3.1 LLM-augmented bot detection

When Phase 2 lands, the BotDetector will optionally route ambiguous cases (score ∈ [0.5, 0.85)) to ai-orchestrator-service via the BotJudgePort for an LLM verdict. Routing rules:

  • Cloud Vertex AI for primary path; ONNX Runtime edge fallback when Cloud Run instance has EDGE_AI_AVAILABLE=true.
  • Strict budget cap: ≤ 1 LLM call per session per minute.
  • HITL: not required (the LLM is advisory; the rules engine retains final say).
  • Provenance recorded in bot_score_log.signals as kind='llm-judge' with aiProvenance block.
interface BotJudgePort {
judge(input: BotJudgeInput, ctx: RequestContext): Promise<{
verdict: 'human' | 'suspect' | 'bot';
confidence: number;
reasoning: string;
aiProvenance: AIProvenance;
}>;
}

3.2 Personalised wishlist suggestions

When Phase 2 introduces consumer accounts, an ai-orchestrator-service job will produce WishlistSuggestion[] per user. The BFF will project these into a new /wishlist/suggestions endpoint, again purely as pass-through.

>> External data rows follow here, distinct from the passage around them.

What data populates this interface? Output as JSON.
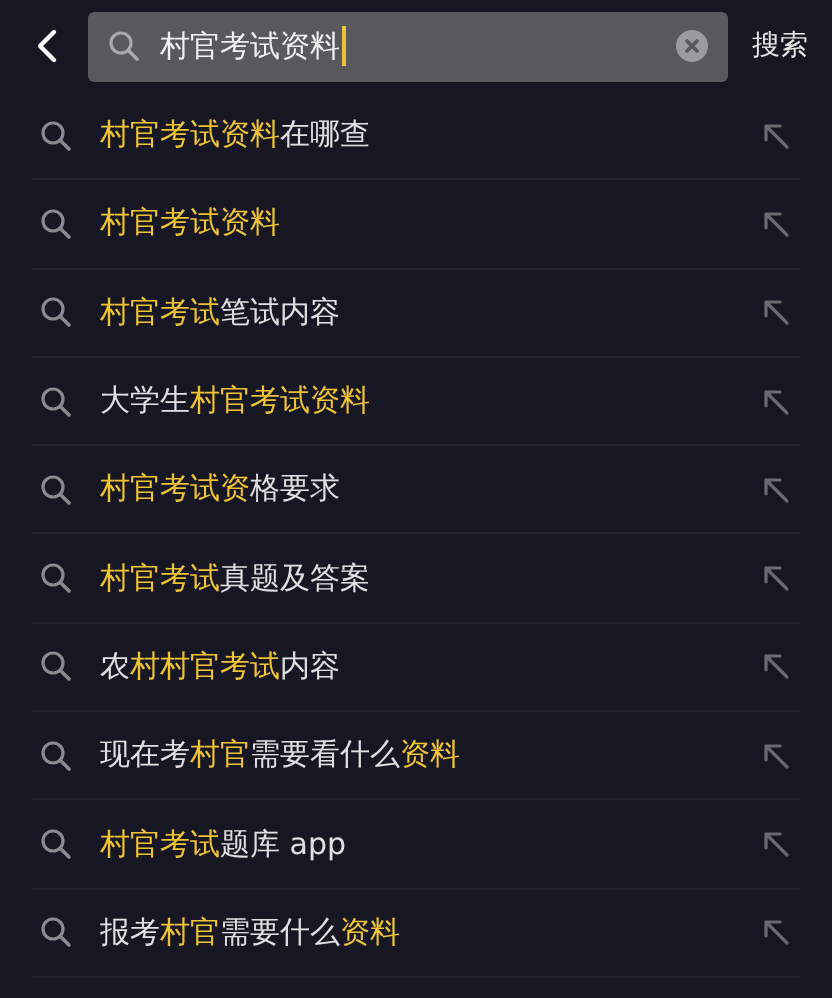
{
  "search_bar": {
    "value": "村官考试资料",
    "button": "搜索"
  },
  "suggestions": [
    {
      "segments": [
        {
          "text": "村官考试资料",
          "highlight": true
        },
        {
          "text": "在哪查",
          "highlight": false
        }
      ]
    },
    {
      "segments": [
        {
          "text": "村官考试资料",
          "highlight": true
        }
      ]
    },
    {
      "segments": [
        {
          "text": "村官考试",
          "highlight": true
        },
        {
          "text": "笔试内容",
          "highlight": false
        }
      ]
    },
    {
      "segments": [
        {
          "text": "大学生",
          "highlight": false
        },
        {
          "text": "村官考试资料",
          "highlight": true
        }
      ]
    },
    {
      "segments": [
        {
          "text": "村官考试资",
          "highlight": true
        },
        {
          "text": "格要求",
          "highlight": false
        }
      ]
    },
    {
      "segments": [
        {
          "text": "村官考试",
          "highlight": true
        },
        {
          "text": "真题及答案",
          "highlight": false
        }
      ]
    },
    {
      "segments": [
        {
          "text": "农",
          "highlight": false
        },
        {
          "text": "村村官考试",
          "highlight": true
        },
        {
          "text": "内容",
          "highlight": false
        }
      ]
    },
    {
      "segments": [
        {
          "text": "现在考",
          "highlight": false
        },
        {
          "text": "村官",
          "highlight": true
        },
        {
          "text": "需要看什么",
          "highlight": false
        },
        {
          "text": "资料",
          "highlight": true
        }
      ]
    },
    {
      "segments": [
        {
          "text": "村官考试",
          "highlight": true
        },
        {
          "text": "题库 app",
          "highlight": false
        }
      ]
    },
    {
      "segments": [
        {
          "text": "报考",
          "highlight": false
        },
        {
          "text": "村官",
          "highlight": true
        },
        {
          "text": "需要什么",
          "highlight": false
        },
        {
          "text": "资料",
          "highlight": true
        }
      ]
    }
  ]
}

A future Phase 3 capability — conversational refinement on top of /search — will require streaming via SSE and is explicitly not in Phase 1 scope. When it lands, the BFF will own the SSE channel but delegate the LLM turn to ai-orchestrator-service.

4. Moderation + safety

When AI-touched fields (translations, summaries) flow through this BFF, the upstream service has already applied the platform moderation policy via ai-orchestrator-service. The BFF performs:

  • Schema validation: reject any payload where aiProvenance.safetyVerdict === 'block' — fall back to the un-translated default value.
  • Length sanity: cap pass-through translated name, description, policies at the same byte limits as the canonical strings (e.g., name ≤ 256 bytes).
  • Locale match: ensure the translated localized.<locale> key matches a locale the user requested or their fallback chain.

5. HITL surfaces

This BFF surfaces no HITL approval to consumers. Every AI artifact reaching the consumer surface has been auto-approved or human-approved upstream. The presence of an aiProvenance.safetyVerdict === 'review' value indicates the upstream HITL is still in progress; the BFF treats those values as not yet visible and falls back to the un-AI version.

6. Cost + budget

The BFF's own AI cost is zero in Phase 1. Phase 2 budgets:

CapabilityBudget cap (per day per environment)Enforcer
LLM-augmented bot detection$25 USDai-orchestrator-service token bucket
Wishlist suggestions$5 USDSame

Exceeded budgets fall back gracefully (rules-only bot detection; no suggestions surfaced). Alert pages on-call when budget consumed > 80% by 10 a.m. local.

7. Observability

  • Every AI pass-through field carries the upstream decisionId so analysts can trace from a search-result re-rank back to the AI call in ai-orchestrator-service.
  • We emit an OpenTelemetry span attribute ai.upstream.invoked=true on responses where any nested object had aiProvenance. This makes it easy to filter "AI-touched responses" in Cloud Trace.
  • We do not double-count cost: only the originating service is the cost-attributed service for an AI call.

8. Audit + compliance

Pass-through AI responses inherit the audit position of the upstream service. No new audit entries are written by this BFF for AI artifacts. The audit-service join key is decisionId; the BFF's contribution is only that it surfaced the artifact to a guestSessionId. That linkage lives in the MetaPageView row, where the page's AI-touched fields are summarised in a aiTouchedFields[] JSON column (Phase 2; not present Phase 1).